Hamburg (dpa) –
Für seine Reportage «Du bist wie ein Vater für mich. Nicht so ein Arsch wie mein letzter» ist der Journalist Philipp Daum («Zeit») mit dem «Egon Erwin Kisch-Preis» ausgezeichnet worden. Er nahm den Stern-Preis am Abend in Hamburg entgegen.
Neun Tage lang begleitete Daum als Betreuer ein Abenteuercamp für Kinder von Eltern, die im Gefängnis sitzen. «Die Jugendlichen wissen, dass er seine Erlebnisse und ihre Geschichten mitschreibt. Er erwirbt ihr Vertrauen und wahrt dennoch Distanz», begründete die Jury ihre Entscheidung.
In der Kategorie «Dokumentation» gewann Katrin Wegner mit ihrer Serie «Akutstation Psychiatrie» (ARD-Mediathek). Mehrere Wochen verbrachte die Autorin in einer psychiatrischen Klinik in Hessen, oft bis zu zehn Stunden am Tag. «Sie taucht ab in Beobachtungen und lange Gespräche, allein, ohne Kamerateam», heißt es in der Begründung der Jury. So sei ihr «eine Nahaufnahme von seltener Eindringlichkeit» gelungen.
«Vom Gerichtsberichterstatter zum Investigativreporter»
In der Kategorie «Lokal» gewann Journalist Erik Westermann mit einer Recherche für die «Braunschweiger Zeitung» in Kooperation mit «Der Spiegel»
zu einem großen Missbrauchsprozess, der sich als Justizirrtum entpuppte. Westermann habe sich «vom Gerichtsberichterstatter zum Investigativreporter» gewandelt und auch seine eigene Rolle hinterfragt, begründete die Jury.
Die «Fotogeschichte des Jahres» gelang Fotograf Emile Ducke mit einer Reise quer durch Syrien: In «Die Schatten des Sieges», erschienen in der Wochenzeitung «Die Zeit», fing er laut Jury «in diesem vom Bürgerkrieg zerstörten Staat den Raum zwischen Hoffnung und Angst, zwischen Freude und Brutalität» ein.
Mit ihrer Serie «Der Kinderpsychiater – Die Macht des Dr.
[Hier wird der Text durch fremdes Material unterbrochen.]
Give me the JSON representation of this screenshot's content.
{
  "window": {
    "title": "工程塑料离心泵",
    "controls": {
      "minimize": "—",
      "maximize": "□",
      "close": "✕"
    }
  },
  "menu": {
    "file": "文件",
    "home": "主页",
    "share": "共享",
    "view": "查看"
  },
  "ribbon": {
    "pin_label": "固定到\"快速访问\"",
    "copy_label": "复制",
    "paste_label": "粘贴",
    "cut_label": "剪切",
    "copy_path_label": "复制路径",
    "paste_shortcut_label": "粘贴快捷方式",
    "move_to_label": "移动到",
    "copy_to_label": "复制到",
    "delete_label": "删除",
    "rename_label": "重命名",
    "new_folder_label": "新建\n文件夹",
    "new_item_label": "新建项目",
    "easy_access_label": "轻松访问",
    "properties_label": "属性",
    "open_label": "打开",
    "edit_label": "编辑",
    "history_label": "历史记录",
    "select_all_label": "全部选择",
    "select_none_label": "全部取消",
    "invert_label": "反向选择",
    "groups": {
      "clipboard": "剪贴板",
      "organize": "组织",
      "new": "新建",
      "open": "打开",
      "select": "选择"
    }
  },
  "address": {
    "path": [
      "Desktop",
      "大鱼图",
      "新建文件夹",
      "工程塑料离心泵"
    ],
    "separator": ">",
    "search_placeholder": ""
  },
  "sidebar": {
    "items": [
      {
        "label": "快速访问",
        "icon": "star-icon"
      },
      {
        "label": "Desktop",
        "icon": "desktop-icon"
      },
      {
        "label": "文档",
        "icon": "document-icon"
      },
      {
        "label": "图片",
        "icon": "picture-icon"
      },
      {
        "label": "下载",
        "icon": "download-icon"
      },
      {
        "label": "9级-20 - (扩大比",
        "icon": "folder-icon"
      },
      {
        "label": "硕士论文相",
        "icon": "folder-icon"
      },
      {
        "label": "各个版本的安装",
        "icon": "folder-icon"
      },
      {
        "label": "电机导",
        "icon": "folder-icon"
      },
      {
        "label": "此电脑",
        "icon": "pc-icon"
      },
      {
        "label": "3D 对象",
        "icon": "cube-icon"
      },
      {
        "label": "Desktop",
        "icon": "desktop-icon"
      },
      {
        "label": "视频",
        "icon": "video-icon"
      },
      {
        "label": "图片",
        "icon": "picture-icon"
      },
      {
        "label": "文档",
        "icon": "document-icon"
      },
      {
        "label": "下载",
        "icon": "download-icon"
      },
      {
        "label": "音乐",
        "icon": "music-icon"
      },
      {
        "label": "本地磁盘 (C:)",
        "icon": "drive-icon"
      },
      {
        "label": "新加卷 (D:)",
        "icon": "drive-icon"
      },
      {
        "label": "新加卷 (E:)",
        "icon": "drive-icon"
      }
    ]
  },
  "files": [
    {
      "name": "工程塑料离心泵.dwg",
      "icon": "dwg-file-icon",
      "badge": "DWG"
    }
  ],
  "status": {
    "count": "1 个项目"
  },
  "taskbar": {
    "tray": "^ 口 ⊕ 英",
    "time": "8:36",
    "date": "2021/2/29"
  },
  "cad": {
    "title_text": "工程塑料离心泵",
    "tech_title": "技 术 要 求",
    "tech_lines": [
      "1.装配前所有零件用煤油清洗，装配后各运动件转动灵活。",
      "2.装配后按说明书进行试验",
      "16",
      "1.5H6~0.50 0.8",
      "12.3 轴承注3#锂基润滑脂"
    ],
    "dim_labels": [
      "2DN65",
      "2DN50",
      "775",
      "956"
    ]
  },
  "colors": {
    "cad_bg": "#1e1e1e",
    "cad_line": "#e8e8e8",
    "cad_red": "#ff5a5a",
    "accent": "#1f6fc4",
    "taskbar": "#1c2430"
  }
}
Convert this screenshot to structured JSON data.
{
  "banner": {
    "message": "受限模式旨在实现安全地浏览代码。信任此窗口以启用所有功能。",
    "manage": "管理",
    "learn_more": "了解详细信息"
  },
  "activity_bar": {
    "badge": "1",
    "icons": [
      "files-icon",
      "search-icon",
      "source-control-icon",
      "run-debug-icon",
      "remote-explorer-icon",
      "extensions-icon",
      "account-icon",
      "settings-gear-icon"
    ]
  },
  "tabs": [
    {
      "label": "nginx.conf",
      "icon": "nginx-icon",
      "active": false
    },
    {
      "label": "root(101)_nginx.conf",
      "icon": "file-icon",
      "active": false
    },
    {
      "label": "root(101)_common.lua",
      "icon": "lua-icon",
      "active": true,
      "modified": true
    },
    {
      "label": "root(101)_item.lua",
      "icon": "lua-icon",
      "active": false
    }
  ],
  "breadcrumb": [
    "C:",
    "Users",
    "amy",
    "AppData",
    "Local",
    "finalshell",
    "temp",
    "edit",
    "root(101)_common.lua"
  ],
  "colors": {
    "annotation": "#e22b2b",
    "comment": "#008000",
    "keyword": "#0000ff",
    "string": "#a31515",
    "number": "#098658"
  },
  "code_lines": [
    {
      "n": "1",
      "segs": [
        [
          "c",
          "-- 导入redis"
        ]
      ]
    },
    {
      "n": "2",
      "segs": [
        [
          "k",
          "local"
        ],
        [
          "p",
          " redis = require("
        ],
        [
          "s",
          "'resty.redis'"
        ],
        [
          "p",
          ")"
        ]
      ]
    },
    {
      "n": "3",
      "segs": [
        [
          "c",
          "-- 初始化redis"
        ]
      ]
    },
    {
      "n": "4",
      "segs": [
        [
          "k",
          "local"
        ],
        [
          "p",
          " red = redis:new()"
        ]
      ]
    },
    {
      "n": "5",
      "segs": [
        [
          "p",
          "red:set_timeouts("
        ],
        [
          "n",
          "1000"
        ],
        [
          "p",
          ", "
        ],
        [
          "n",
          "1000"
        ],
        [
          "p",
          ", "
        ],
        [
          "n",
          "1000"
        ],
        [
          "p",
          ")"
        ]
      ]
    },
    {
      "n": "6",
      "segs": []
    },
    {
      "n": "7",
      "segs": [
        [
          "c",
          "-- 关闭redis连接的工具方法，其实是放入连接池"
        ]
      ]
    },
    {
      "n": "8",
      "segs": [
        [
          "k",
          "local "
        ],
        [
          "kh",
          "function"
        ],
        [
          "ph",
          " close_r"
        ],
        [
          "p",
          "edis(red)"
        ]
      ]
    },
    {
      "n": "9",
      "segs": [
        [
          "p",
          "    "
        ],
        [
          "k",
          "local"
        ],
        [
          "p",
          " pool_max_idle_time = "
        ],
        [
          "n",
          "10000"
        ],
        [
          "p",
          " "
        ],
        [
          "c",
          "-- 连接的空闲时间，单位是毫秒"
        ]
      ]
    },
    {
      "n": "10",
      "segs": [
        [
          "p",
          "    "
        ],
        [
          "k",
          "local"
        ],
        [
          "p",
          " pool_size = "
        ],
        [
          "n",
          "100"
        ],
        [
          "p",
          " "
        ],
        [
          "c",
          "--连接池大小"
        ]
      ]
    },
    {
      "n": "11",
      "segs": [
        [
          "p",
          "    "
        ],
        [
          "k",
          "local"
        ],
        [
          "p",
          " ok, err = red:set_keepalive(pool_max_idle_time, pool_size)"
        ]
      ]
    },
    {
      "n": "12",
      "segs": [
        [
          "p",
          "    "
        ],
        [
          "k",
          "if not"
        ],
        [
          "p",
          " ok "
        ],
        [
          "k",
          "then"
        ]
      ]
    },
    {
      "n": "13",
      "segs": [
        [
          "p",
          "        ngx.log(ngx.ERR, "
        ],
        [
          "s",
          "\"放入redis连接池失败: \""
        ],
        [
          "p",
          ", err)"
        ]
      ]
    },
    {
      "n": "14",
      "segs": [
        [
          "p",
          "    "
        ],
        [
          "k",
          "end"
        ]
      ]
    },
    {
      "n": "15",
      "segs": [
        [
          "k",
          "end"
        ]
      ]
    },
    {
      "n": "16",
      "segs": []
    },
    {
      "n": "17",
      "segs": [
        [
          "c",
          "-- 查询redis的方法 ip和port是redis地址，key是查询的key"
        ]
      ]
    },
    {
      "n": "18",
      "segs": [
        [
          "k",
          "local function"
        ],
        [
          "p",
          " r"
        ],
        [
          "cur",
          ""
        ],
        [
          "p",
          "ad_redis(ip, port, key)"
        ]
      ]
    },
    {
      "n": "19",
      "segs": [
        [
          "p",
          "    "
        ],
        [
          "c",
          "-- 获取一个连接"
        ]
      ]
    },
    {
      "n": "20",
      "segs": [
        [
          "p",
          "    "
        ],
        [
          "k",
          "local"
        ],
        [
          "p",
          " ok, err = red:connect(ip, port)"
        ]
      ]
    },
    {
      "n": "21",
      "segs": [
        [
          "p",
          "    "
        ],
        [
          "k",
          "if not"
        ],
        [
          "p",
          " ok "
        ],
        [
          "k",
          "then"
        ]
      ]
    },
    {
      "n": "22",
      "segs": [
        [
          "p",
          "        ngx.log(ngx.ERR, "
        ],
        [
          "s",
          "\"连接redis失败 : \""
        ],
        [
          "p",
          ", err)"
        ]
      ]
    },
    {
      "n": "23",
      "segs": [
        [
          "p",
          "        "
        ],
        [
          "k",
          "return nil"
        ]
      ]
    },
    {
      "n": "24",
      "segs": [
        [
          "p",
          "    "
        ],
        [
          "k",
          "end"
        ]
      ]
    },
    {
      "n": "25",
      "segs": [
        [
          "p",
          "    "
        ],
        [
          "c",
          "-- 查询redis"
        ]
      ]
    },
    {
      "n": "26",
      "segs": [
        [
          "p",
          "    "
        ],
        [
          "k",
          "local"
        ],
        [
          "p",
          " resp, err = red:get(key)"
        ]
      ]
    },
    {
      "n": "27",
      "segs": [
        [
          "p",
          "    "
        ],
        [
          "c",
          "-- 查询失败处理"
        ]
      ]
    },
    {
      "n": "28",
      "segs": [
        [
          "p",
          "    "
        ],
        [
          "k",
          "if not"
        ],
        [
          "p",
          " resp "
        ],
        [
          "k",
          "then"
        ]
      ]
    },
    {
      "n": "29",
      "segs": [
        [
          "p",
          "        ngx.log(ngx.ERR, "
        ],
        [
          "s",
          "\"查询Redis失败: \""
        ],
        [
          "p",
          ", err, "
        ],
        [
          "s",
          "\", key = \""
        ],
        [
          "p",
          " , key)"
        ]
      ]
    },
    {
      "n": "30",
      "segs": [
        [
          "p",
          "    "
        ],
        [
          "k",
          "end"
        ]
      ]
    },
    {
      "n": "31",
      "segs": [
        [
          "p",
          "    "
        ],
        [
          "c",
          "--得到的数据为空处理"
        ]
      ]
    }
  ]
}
Winterhoff» (ARD Mediathek) führte auch Nicole Rosenbach, die Preisträgerin in der Kategorie «Investigation», die Jury in die Welt der Psychiatrie. Ihr Bericht über den stark umstrittenen Arzt bringe Licht «in ein sonst verschlossenes System, dem vor allem Kinder im System der psychiatrischen Jugendhilfe ausgesetzt sind», hieß es.
Der Preis wird vom Magazin «Stern» gestiftet, unabhängige Jurymitglieder entscheiden. Die Zeitschrift zählte früher zum Verlagshaus Gruner + Jahr und inzwischen zu RTL Deutschland.
Die Auszeichnung Stern-Preis heißt traditionell eigentlich Nannen Preis. Er ist einer der wichtigsten Journalistenpreise in Deutschland. Wegen noch laufender Forschung rund um die Vergangenheit des «Stern»-Pioniers Henri Nannen im Nationalsozialismus wurde er zum vierten Mal als Stern-Preis vergeben.